Points principaux :
[Sur la situation en Libye et la capacité de réaction de l’Etat grec :]
• Il faut rapatrier dans les plus brefs délais les Grecs se trouvant actuellement en Libye, dans la région de Benghazi et de Tripoli. Nous avons d’ores et déjà fait les préparations nécessaires en coopération toujours avec le ministère de la Défense. Deux avions C130 sont prêts à décoller une fois que cela sera possible, en vue de rapatrier en Grèce les Grecs qui se trouvent dans la région. Nous avons procédé à toutes les concertations nécessaires pour les ressortissants chypriotes qui se trouvent également en Libye.
[Sur les évolutions en Afrique du Nord et au Moyen-Orient :]
• Pour ce qui est des évolutions en Afrique du Nord et au Moyen-Orient, il a été communément admis que l’Union européenne devrait entreprendre des activités et qu’elle pourrait jouer un rôle essentiel dans ce sens. Permettez-moi d’évoquer ce qui a été souligné par tous nos partenaires ainsi que par moi-même, à savoir que l’Union européenne à l’égard de cette question et de cette région, ne devrait pas adopter une attitude de caractère bureaucratique. Il nous faut une approche purement politique et je salue la convergence des vues sur cette question.
[Sur le danger d’un flux migratoire accru :]
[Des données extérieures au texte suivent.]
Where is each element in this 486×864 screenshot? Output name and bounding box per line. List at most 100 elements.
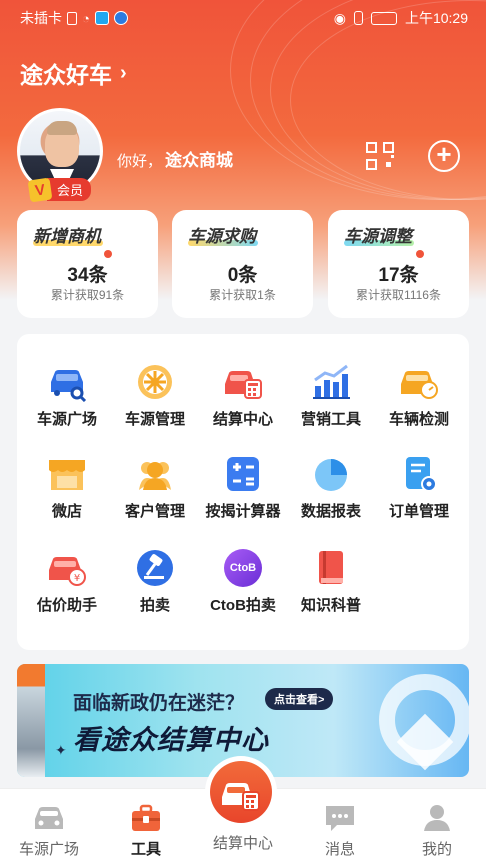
stat-subtitle: 累计获取1116条 xyxy=(356,288,441,302)
stat-value: 34条 xyxy=(67,265,108,286)
tab-label: 工具 xyxy=(130,841,161,858)
stat-subtitle: 累计获取1条 xyxy=(209,288,276,302)
app-notification-icon xyxy=(94,11,109,25)
tool-label: 微店 xyxy=(51,503,82,520)
new-indicator-dot xyxy=(416,250,424,258)
stat-value: 17条 xyxy=(378,265,419,286)
tool-label: 按揭计算器 xyxy=(205,503,281,520)
clock-text: 上午10:29 xyxy=(404,10,468,26)
tab-settlement-center[interactable]: 结算中心 xyxy=(198,827,288,853)
car-search-icon xyxy=(45,362,89,403)
person-icon xyxy=(420,803,454,833)
tool-valuation-assistant[interactable]: ¥ 估价助手 xyxy=(22,548,112,615)
banner-headline: 面临新政仍在迷茫？ xyxy=(73,693,245,714)
car-calculator-icon xyxy=(221,362,265,402)
tool-label: CtoB拍卖 xyxy=(210,597,276,614)
tool-label: 客户管理 xyxy=(124,503,185,520)
tool-marketing[interactable]: 营销工具 xyxy=(286,362,376,429)
stat-value: 0条 xyxy=(227,265,258,286)
tab-vehicle-plaza[interactable]: 车源广场 xyxy=(4,803,94,859)
tool-vehicle-management[interactable]: 车源管理 xyxy=(110,362,200,429)
tab-messages[interactable]: 消息 xyxy=(295,803,385,859)
stat-title: 车源调整 xyxy=(344,227,414,246)
stat-card-listing-adjustments[interactable]: 车源调整 17条 累计获取1116条 xyxy=(328,210,469,318)
chat-icon xyxy=(323,803,357,833)
users-icon xyxy=(133,454,177,494)
stat-card-purchase-requests[interactable]: 车源求购 0条 累计获取1条 xyxy=(172,210,313,318)
eye-icon: ◉ xyxy=(333,9,346,26)
tool-label: 营销工具 xyxy=(300,411,361,428)
car-calculator-icon xyxy=(222,783,260,811)
browser-notification-icon xyxy=(113,11,128,25)
stat-title: 新增商机 xyxy=(33,227,103,246)
tab-profile[interactable]: 我的 xyxy=(392,803,482,859)
tool-label: 结算中心 xyxy=(212,411,273,428)
car-icon xyxy=(32,803,66,833)
storefront-icon xyxy=(45,454,89,494)
car-image xyxy=(17,664,45,777)
svg-text:¥: ¥ xyxy=(74,573,80,584)
vibrate-icon xyxy=(353,11,363,25)
banner-title: 看途众结算中心 xyxy=(73,725,269,755)
tool-label: 数据报表 xyxy=(300,503,361,520)
qr-code-icon[interactable] xyxy=(366,142,394,170)
book-icon xyxy=(309,548,353,588)
tool-auction[interactable]: 拍卖 xyxy=(110,548,200,615)
car-valuation-icon: ¥ xyxy=(45,548,89,588)
tab-label: 消息 xyxy=(324,841,355,858)
sparkle-icon: ✦ xyxy=(55,742,67,758)
tool-vehicle-plaza[interactable]: 车源广场 xyxy=(22,362,112,429)
sim-icon xyxy=(67,11,77,25)
stat-card-new-leads[interactable]: 新增商机 34条 累计获取91条 xyxy=(17,210,158,318)
banner-cta-button[interactable]: 点击查看> xyxy=(265,688,334,710)
tab-label: 结算中心 xyxy=(212,835,273,852)
tool-micro-store[interactable]: 微店 xyxy=(22,454,112,521)
order-settings-icon xyxy=(397,454,441,494)
ctob-icon-text: CtoB xyxy=(224,549,262,587)
tool-data-reports[interactable]: 数据报表 xyxy=(286,454,376,521)
gavel-icon xyxy=(133,548,177,588)
bar-chart-growth-icon xyxy=(309,362,353,402)
toolbox-icon xyxy=(129,803,163,833)
tool-label: 知识科普 xyxy=(300,597,361,614)
tab-tools[interactable]: 工具 xyxy=(101,803,191,859)
calculator-icon xyxy=(221,454,265,494)
car-gauge-icon xyxy=(397,362,441,402)
member-badge-label: 会员 xyxy=(47,178,92,201)
tool-label: 车辆检测 xyxy=(388,411,449,428)
greeting-name: 途众商城 xyxy=(165,151,234,170)
tool-label: 拍卖 xyxy=(139,597,170,614)
tool-order-management[interactable]: 订单管理 xyxy=(374,454,464,521)
greeting: 你好， 途众商城 xyxy=(117,146,233,171)
tool-label: 估价助手 xyxy=(36,597,97,614)
pie-chart-icon xyxy=(309,454,353,494)
vip-icon: V xyxy=(27,177,53,202)
tools-grid: 车源广场 车源管理 结算中心 营销工具 车辆检测 微店 客户管理 按揭计算器 数… xyxy=(17,334,469,650)
tool-label: 订单管理 xyxy=(388,503,449,520)
add-icon[interactable]: + xyxy=(428,140,460,172)
tool-label: 车源广场 xyxy=(36,411,97,428)
tool-label: 车源管理 xyxy=(124,411,185,428)
settlement-center-fab[interactable] xyxy=(205,756,277,828)
stat-subtitle: 累计获取91条 xyxy=(50,288,125,302)
tool-customer-management[interactable]: 客户管理 xyxy=(110,454,200,521)
tool-ctob-auction[interactable]: CtoB CtoB拍卖 xyxy=(198,548,288,615)
tab-label: 我的 xyxy=(421,841,452,858)
battery-icon xyxy=(370,11,397,25)
tool-knowledge[interactable]: 知识科普 xyxy=(286,548,376,615)
greeting-prefix: 你好， xyxy=(117,153,163,170)
tab-label: 车源广场 xyxy=(18,841,79,858)
tool-mortgage-calculator[interactable]: 按揭计算器 xyxy=(198,454,288,521)
ctob-icon: CtoB xyxy=(221,548,265,588)
carrier-text: 未插卡 xyxy=(20,10,62,26)
brand-title[interactable]: 途众好车 › xyxy=(20,56,127,90)
new-indicator-dot xyxy=(104,250,112,258)
chevron-right-icon: › xyxy=(120,61,127,84)
tool-settlement-center[interactable]: 结算中心 xyxy=(198,362,288,429)
wheel-icon xyxy=(133,362,177,402)
tool-vehicle-inspection[interactable]: 车辆检测 xyxy=(374,362,464,429)
wifi-icon: ◔ xyxy=(82,10,90,26)
status-bar: 未插卡 ◔ ◉ 上午10:29 xyxy=(0,0,486,34)
brand-name: 途众好车 xyxy=(20,62,112,88)
stat-title: 车源求购 xyxy=(188,227,258,246)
• D’emblée, lors du déclenchement des événements en Tunisie et en Egypte, nous avons pris l’initiative d’informer le Conseil et la Commission de tous les éventuels dangers liés au flux migratoire, des dangers auxquels sera également confrontée la Grèce. Par conséquent, nous avons dès le début sensibilisé l’Union européenne et nos partenaires à cette question. Une discussion à fond a été engagée et il a été communément admis que l’UE dans son ensemble devrait faire face à cette éventualité.
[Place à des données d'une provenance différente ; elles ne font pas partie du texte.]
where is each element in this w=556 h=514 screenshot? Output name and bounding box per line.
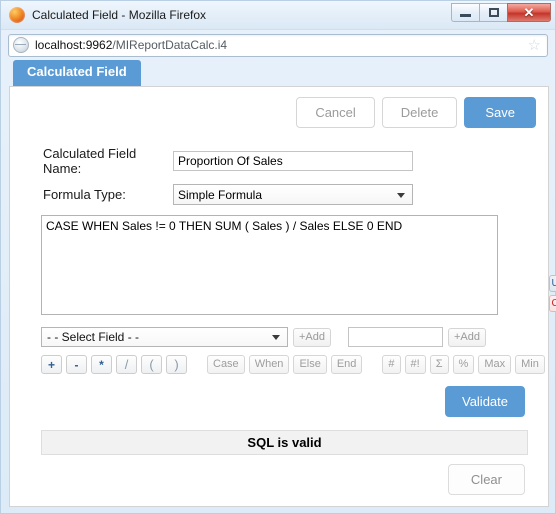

[Sur le rôle et la présence de l’UE dans la région :]
• Il a été convenu que l’Union européenne devrait avoir une présence essentielle dans la région et, qui plus est, certains ont même parlé d’un « plan Marshall européen » pour mettre en avant l’ampleur et l’importance du rôle de l’UE dans ces évolutions. Il s’agit en effet d’un plan intégré pour la région, pour ce qui est des évolutions politiques et notamment de la croissance économique et de l’aide financière dont aura besoin la région.
[Sur la proposition relative à la fondation d’un Centre de la Démocratie en Grèce :]
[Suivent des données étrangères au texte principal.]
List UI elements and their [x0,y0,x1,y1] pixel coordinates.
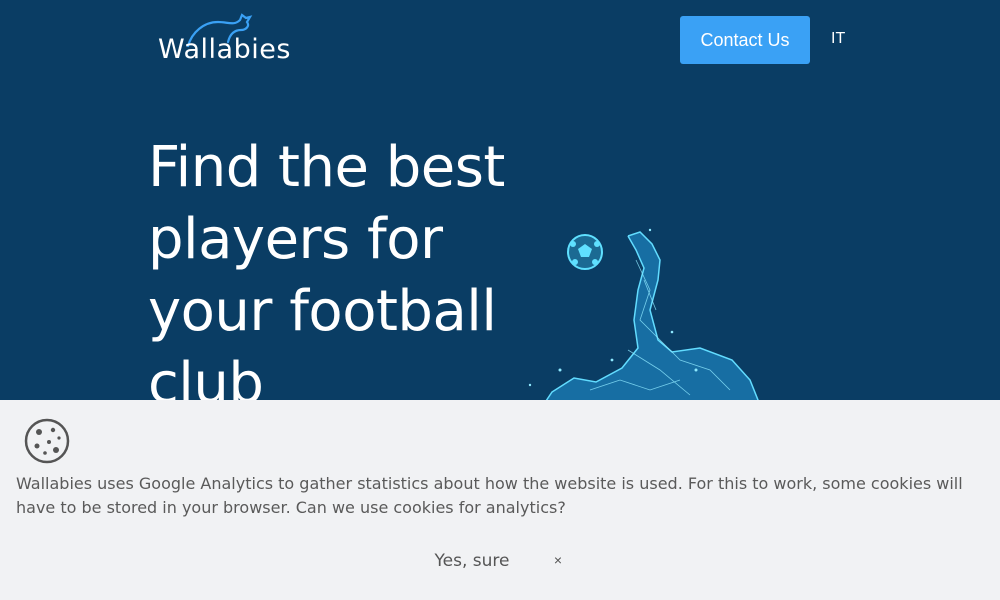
cookie-banner: Wallabies uses Google Analytics to gathe… [0,400,1000,600]
accept-cookies-button[interactable]: Yes, sure [420,546,524,576]
site-header: Wallabies Contact Us IT [0,0,1000,80]
logo-text: Wallabies [158,34,291,65]
language-switch-link[interactable]: IT [831,30,845,48]
logo-link[interactable]: Wallabies [158,12,291,68]
hero-title: Find the best players for your football … [148,135,505,416]
football-icon [567,234,603,270]
football-player-illustration [528,228,763,410]
contact-us-button[interactable]: Contact Us [680,16,810,64]
cookie-icon [24,418,70,464]
close-icon[interactable]: × [548,550,568,570]
cookie-message: Wallabies uses Google Analytics to gathe… [16,474,963,517]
• Dans ce cadre, l’occasion m’a été également offerte d’informer mes partenaires, de leur présenter cette réflexion concernant la fondation d’un Centre de la Démocratie en Grèce, vue que cette dernière entretient des relations traditionnelles de confiance avec le monde arabe. Une telle initiative ne peut être concrétisée que par le biais d’une participation de ces pays et en coopération avec eux. Autrement dit, il s’agit d’une contribution de la part de la Grèce, d’une réflexion concernant les modalités de notre contribution à ces évolutions.